Back in Miami for less than a week I already found myself returning to the position of tour guide. One of the unique spots in South Florida is the Everglades. The river of grass that fights extinction from real estate developers and sugar cane farmers.

I sat in the passenger seat of the convertible as we went through Homestead to the Alligator Farm. It had been at least fifteen years since I’d been to this tourist attraction. We paid the exorbitant fee for admission and an airboat ride. Three airboat pilots came out after snorting some whiskey. They warned us to put headphones over our ears, a safety precaution not taken in the twentieth century.

 Our airboat was filled with Chinese tourists. As we slowly went out of the canal they showed no fear of the alligators swimming beneath us. I have surfed and swam when sharks treaded ten feet beneath me, but Jaws does not inspire the fear in me the thousand teeth of an alligator does. Something about their smile, I suppose, makes me weary. 

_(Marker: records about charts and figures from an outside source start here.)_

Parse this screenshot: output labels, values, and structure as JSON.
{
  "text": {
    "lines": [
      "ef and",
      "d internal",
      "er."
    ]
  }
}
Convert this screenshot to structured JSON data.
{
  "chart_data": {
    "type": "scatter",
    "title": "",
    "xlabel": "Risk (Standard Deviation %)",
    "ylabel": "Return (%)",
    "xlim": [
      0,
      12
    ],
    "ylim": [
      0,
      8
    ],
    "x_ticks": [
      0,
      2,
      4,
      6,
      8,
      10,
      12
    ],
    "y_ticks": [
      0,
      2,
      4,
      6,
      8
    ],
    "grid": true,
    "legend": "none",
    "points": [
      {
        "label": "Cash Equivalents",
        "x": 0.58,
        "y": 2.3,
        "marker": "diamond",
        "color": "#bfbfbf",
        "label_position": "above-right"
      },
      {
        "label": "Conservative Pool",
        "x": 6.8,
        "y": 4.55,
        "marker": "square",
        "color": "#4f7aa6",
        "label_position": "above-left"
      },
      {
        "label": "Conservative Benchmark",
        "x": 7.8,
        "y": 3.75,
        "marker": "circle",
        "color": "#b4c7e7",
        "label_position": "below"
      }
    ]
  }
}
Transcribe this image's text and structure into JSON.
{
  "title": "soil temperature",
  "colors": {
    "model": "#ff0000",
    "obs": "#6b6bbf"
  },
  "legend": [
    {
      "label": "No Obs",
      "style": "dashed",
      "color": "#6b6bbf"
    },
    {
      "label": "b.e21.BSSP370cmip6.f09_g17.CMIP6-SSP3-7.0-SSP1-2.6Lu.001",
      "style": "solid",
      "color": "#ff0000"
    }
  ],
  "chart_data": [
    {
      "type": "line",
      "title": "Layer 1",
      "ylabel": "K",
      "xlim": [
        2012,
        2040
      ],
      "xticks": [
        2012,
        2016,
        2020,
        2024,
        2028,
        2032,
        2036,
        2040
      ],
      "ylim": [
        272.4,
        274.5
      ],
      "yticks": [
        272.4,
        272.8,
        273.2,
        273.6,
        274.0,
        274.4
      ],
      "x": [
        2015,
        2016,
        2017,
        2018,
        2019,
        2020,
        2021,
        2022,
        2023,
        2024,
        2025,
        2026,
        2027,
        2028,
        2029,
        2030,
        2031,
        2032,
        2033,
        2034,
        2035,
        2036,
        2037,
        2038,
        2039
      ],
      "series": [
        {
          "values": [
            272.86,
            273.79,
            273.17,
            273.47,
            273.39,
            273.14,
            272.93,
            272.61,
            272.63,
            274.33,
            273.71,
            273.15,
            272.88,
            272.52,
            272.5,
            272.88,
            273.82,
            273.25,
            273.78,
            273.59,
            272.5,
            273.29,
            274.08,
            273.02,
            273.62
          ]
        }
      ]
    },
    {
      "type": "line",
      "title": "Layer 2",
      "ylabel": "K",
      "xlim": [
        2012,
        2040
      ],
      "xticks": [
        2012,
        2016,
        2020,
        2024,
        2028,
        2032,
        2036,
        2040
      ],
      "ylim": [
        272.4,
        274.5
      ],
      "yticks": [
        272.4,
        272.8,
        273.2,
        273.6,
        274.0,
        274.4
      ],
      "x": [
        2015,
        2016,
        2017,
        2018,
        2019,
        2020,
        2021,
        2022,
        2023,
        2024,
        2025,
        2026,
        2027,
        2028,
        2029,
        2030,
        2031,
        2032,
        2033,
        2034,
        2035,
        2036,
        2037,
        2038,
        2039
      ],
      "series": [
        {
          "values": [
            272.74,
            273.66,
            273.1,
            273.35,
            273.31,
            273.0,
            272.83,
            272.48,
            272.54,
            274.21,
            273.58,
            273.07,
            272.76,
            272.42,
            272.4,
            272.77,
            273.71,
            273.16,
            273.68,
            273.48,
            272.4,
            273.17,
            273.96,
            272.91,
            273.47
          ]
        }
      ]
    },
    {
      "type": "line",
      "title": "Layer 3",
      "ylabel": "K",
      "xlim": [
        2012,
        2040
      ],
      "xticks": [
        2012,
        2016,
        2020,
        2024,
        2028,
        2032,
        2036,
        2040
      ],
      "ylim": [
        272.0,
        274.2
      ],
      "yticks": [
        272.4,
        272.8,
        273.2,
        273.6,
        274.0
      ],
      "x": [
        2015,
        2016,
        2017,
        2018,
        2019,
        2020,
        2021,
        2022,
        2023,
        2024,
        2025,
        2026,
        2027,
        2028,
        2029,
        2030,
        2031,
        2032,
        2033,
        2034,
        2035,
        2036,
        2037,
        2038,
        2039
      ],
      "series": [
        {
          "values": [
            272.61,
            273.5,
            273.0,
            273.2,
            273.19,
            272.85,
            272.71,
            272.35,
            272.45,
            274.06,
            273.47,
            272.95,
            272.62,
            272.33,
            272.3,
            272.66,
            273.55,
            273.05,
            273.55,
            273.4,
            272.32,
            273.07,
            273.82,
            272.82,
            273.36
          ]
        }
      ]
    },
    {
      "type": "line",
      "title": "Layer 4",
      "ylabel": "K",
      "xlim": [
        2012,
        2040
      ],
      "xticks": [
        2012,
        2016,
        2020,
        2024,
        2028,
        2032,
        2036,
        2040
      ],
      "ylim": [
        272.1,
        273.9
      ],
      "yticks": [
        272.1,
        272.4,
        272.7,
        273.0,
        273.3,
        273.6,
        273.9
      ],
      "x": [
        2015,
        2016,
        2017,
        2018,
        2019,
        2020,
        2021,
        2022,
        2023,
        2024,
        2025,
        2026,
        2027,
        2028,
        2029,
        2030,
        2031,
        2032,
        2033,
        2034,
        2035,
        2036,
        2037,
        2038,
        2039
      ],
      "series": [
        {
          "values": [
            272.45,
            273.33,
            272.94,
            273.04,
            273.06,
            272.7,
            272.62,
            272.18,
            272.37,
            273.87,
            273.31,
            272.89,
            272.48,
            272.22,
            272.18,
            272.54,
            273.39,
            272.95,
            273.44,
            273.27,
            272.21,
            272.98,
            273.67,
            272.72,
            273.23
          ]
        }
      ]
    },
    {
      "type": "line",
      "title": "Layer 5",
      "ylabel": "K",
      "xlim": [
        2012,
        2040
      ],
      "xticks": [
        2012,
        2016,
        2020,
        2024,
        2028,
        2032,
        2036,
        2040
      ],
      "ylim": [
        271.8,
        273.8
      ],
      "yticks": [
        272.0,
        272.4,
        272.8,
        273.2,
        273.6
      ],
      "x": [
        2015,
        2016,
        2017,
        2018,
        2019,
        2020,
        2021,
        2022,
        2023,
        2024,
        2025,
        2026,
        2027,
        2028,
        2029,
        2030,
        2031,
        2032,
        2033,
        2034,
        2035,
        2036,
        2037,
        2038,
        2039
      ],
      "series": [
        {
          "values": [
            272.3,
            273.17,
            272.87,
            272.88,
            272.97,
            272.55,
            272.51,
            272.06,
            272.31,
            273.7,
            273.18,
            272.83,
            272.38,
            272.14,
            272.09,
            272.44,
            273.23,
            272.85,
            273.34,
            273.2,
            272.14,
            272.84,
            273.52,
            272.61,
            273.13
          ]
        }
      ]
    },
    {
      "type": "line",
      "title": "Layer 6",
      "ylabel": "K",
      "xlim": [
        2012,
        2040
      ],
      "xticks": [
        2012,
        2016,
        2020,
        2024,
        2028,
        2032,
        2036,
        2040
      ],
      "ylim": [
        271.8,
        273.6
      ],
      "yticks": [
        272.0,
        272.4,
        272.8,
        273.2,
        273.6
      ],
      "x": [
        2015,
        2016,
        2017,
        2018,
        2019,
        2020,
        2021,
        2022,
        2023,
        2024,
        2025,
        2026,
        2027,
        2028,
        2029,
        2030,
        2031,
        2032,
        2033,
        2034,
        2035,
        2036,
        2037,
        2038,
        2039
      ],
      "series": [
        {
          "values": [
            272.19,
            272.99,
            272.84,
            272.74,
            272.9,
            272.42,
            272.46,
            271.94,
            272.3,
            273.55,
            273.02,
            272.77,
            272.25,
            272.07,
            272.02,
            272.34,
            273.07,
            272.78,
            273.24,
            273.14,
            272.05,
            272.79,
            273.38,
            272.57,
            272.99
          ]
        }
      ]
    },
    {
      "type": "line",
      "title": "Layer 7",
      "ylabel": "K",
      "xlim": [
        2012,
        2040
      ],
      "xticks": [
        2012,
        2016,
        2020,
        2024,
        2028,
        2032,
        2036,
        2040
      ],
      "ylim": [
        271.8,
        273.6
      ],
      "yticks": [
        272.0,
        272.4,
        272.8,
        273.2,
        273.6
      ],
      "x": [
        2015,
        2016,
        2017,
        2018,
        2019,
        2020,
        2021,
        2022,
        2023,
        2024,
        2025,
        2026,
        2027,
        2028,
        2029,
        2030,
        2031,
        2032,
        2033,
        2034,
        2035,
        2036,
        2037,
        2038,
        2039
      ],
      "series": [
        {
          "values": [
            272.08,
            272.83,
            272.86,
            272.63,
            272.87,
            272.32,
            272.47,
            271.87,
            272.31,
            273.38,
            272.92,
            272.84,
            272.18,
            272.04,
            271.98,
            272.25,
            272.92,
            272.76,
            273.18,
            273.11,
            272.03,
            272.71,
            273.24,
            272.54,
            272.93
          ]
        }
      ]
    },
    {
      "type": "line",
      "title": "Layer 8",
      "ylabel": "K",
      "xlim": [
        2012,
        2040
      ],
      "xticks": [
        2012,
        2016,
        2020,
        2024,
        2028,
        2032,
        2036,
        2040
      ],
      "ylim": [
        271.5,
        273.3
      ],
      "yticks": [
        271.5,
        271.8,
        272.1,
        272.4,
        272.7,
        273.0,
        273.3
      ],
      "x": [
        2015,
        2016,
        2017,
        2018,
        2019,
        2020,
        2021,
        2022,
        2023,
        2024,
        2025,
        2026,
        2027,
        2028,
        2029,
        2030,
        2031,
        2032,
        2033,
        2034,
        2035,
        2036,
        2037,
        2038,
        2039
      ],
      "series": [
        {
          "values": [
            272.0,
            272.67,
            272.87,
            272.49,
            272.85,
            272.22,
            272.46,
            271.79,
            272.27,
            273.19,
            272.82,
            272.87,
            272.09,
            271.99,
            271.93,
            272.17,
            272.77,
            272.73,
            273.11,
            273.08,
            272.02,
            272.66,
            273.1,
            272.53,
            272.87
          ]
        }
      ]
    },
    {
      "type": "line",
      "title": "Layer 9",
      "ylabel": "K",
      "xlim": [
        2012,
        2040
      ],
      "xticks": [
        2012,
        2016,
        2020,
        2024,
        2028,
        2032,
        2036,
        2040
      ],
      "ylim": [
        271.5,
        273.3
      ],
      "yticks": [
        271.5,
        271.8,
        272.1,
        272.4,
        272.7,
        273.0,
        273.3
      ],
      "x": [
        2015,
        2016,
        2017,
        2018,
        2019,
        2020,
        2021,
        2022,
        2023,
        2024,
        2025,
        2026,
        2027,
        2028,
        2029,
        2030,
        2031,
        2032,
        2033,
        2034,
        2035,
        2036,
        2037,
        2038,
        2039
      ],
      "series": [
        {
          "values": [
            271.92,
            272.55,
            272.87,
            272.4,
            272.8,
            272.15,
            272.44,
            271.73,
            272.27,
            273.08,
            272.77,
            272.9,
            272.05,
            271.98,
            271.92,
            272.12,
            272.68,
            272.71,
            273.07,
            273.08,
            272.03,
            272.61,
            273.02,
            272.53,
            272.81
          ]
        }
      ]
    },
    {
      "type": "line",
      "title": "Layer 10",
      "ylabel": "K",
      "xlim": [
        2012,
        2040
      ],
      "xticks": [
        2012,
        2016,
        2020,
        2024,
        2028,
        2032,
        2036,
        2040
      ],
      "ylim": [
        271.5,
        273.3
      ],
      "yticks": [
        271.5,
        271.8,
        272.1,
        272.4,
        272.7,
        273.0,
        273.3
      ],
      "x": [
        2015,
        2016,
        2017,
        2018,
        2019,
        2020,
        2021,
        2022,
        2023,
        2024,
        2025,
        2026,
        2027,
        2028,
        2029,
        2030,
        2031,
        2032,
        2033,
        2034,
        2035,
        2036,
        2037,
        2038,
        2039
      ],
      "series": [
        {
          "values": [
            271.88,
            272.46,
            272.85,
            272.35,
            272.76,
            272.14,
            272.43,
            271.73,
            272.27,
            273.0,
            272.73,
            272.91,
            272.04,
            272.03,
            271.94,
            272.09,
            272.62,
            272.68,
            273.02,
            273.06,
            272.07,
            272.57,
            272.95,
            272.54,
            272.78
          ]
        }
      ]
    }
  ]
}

The airboat pilot turned the corner and kicked up the speed. White feathered egrets flew away from our trajectory. As far as you could see was water and sawgrass. A beauitful sight and thousands of miles of difference from arid Southern California. The pilot did a couple 360s splashing water throughout the vessel. I could have stayed on there forever, but after a few minutes we were taken back to the Alligator Farm. A couple snapping turtles’ shells were visible above the surface.

We walked around the grounds on this beautiful day and stared at the baby alligators with their sneaky smiles. They seemed happy in the knowledge that the age of the dinosaur might be gone but the age of the alligator was lurking in the future.

We waited around for a couple hours to see the alligator show. I thought there would be alligator wrestling similar to what I saw as a child where a drunk Miccosukee would be awakened to battle one of these ferocious alligators. This exhibition was more sensitive and less gladiatorially sensationalistic than my memories. The highlight of this event was when the woman teaching the audience about alligators asked everyone if they knew the difference between alligators and crocodiles.

Someone yelled, “Their mouths.”

“Yes, their snouts. Alligators have a short, stubby snout while crocodiles have long, pointy ones.”

The seventy year old guy in front of me made the Pablo Chiste honor roll by stage whispering to his wife, “They’re the Jewish ones.”

His wife didn’t find it funny, but I’m still laughing about that one. I might include that joke in future tours of South Florida. Book your spots now.